Había bebido demasiada cerveza la noche anterior, y por la mañana no oyó el despertador. De manera que no se había presentado a la cita en el punto de encuentro. Era la primera vez desde que había tenido la suerte de encontrar trabajo.

Gaskins llamó al capataz, Paul, el cristiano ex convicto que había querido darle una oportunidad. Y después de disculparse y rogar que le perdonara, le invadió una oleada de emoción y las palabras le salieron solas:

—Estoy metido en un hoyo —confesó—. Si no salgo de aquí, voy a morir o voy a volver al trullo. No quiero morir y no quiero matar a nadie. Lo único que quiero es un trabajo honrado con una paga honrada.

Le contó algo más de su situación, pero nada específico. Le habló de su tía Mina, la madre de Romeo, y de la promesa que le había hecho de cuidar de su hijo.

—Tú has hecho por él todo lo que has podido —contestó Paul—. Coge tus cosas, sal de esa casa y llámame cuando estés listo. Te esperaré al final de tu calle.

—Pero ¿dónde voy a vivir?

—Puedes dormir en mi sofá. Hasta que encuentres otra cosa.

—Me puedes descontar algo del sueldo.

—De eso olvídate, Conrad. Tú llámame, ¿eh?
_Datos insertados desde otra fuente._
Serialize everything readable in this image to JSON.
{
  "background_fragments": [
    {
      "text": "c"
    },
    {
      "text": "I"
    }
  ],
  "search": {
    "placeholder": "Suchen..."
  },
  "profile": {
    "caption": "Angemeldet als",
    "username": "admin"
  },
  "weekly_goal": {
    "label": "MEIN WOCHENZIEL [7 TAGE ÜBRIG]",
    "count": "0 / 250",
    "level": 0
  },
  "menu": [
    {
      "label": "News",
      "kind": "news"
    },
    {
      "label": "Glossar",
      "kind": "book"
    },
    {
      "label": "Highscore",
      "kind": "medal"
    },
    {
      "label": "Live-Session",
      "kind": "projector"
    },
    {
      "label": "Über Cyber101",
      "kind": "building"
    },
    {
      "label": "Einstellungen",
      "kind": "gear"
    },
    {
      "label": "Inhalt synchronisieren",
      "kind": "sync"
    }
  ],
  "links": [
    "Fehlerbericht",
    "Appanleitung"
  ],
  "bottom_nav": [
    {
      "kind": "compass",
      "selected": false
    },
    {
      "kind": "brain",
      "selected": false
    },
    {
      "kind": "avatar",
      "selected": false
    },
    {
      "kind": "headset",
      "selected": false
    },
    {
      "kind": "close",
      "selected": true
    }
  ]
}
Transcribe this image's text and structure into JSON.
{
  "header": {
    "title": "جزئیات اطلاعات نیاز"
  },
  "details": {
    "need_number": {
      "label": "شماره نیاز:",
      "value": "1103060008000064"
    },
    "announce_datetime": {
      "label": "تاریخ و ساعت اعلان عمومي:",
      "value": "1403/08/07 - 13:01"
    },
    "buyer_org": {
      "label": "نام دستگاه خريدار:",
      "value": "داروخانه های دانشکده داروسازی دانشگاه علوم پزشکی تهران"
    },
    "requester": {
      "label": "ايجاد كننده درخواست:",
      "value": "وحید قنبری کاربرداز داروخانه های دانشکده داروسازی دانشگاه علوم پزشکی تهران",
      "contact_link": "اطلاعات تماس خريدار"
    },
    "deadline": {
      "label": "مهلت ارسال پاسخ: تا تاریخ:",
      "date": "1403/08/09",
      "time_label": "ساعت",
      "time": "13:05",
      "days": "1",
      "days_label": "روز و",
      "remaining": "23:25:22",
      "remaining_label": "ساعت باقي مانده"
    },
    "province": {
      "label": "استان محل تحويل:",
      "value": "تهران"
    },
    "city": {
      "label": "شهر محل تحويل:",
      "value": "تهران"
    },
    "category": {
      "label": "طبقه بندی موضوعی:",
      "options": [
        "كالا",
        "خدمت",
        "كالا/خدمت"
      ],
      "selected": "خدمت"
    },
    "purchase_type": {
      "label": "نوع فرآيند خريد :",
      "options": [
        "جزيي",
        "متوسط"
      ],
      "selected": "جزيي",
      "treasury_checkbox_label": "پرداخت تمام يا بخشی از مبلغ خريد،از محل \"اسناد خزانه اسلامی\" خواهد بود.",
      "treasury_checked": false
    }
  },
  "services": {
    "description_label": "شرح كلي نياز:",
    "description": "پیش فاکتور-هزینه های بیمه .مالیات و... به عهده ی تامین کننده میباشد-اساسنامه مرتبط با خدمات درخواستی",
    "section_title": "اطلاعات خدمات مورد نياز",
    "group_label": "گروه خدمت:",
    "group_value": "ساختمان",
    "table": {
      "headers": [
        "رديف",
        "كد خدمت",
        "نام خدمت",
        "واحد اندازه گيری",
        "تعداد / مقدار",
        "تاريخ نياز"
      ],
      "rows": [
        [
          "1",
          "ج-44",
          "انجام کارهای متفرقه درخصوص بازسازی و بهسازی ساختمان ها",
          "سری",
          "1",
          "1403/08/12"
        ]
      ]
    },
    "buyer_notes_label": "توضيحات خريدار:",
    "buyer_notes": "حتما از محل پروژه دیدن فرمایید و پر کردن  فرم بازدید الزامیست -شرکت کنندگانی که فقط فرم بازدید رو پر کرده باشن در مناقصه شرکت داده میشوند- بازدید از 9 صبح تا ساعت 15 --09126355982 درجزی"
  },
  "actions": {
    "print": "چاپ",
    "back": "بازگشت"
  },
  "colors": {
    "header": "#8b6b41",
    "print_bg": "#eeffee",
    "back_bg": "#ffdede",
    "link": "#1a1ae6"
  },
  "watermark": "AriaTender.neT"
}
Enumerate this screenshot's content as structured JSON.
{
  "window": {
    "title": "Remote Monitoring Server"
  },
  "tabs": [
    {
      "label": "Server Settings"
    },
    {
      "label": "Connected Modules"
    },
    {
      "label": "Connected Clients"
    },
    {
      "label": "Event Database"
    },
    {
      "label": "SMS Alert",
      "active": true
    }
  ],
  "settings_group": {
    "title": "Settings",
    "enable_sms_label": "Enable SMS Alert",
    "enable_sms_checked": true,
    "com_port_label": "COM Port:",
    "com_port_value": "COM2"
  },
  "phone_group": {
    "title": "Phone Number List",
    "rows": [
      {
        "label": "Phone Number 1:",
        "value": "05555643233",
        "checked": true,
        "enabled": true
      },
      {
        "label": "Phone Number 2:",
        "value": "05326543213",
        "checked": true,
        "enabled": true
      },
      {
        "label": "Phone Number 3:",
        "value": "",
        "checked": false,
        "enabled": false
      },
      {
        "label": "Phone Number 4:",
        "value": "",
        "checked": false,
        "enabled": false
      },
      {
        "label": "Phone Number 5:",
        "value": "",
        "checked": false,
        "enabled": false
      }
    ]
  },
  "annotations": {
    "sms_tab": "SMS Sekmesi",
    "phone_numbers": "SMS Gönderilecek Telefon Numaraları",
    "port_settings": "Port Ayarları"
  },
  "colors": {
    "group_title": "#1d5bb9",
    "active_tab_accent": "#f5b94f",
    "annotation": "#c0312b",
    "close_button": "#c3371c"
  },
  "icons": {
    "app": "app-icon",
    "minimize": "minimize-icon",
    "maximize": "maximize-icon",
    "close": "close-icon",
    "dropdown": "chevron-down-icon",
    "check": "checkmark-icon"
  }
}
Gaskins se había pasado casi todo el día dándole vueltas al asunto. Pero ahora ya tenía el equipaje hecho y estaba listo. Pensó en Mina Brock, y en su promesa. Hacía tiempo que Romeo no iba a verla. Él, Conrad Gaskins, sería ahora su hijo. Ella lo entendería, aunque no pudiera expresarlo con palabras. Gaskins lo sabía, y aun así se sentía culpable.

Por fin cerró la bolsa y salió de la habitación.

Romeo Brock, que acababa de despertarse de una siesta, oyó los pasos de su primo. Se sentó en la cama, se desperezó y se acercó a la cómoda, donde tenía la cartera, las llaves y el tabaco. Cada vez que se levantaba comprobaba automáticamente si seguían allí. Al lado estaban las dos maletas Gucci.

En la cómoda tenía también su Gold Cup del 45 y el picador de hielo, con un corcho en la punta. Le gustaba llevarlo atado a la pantorrilla. Cuando lo agarraba del mango para sacarlo, la cinta adhesiva arrancaba el corcho. Tal vez lo había visto en una película, pero con el tiempo se había convencido de que había sido idea suya. Un hombre capaz de inventar un sistema así no podía ser estúpido.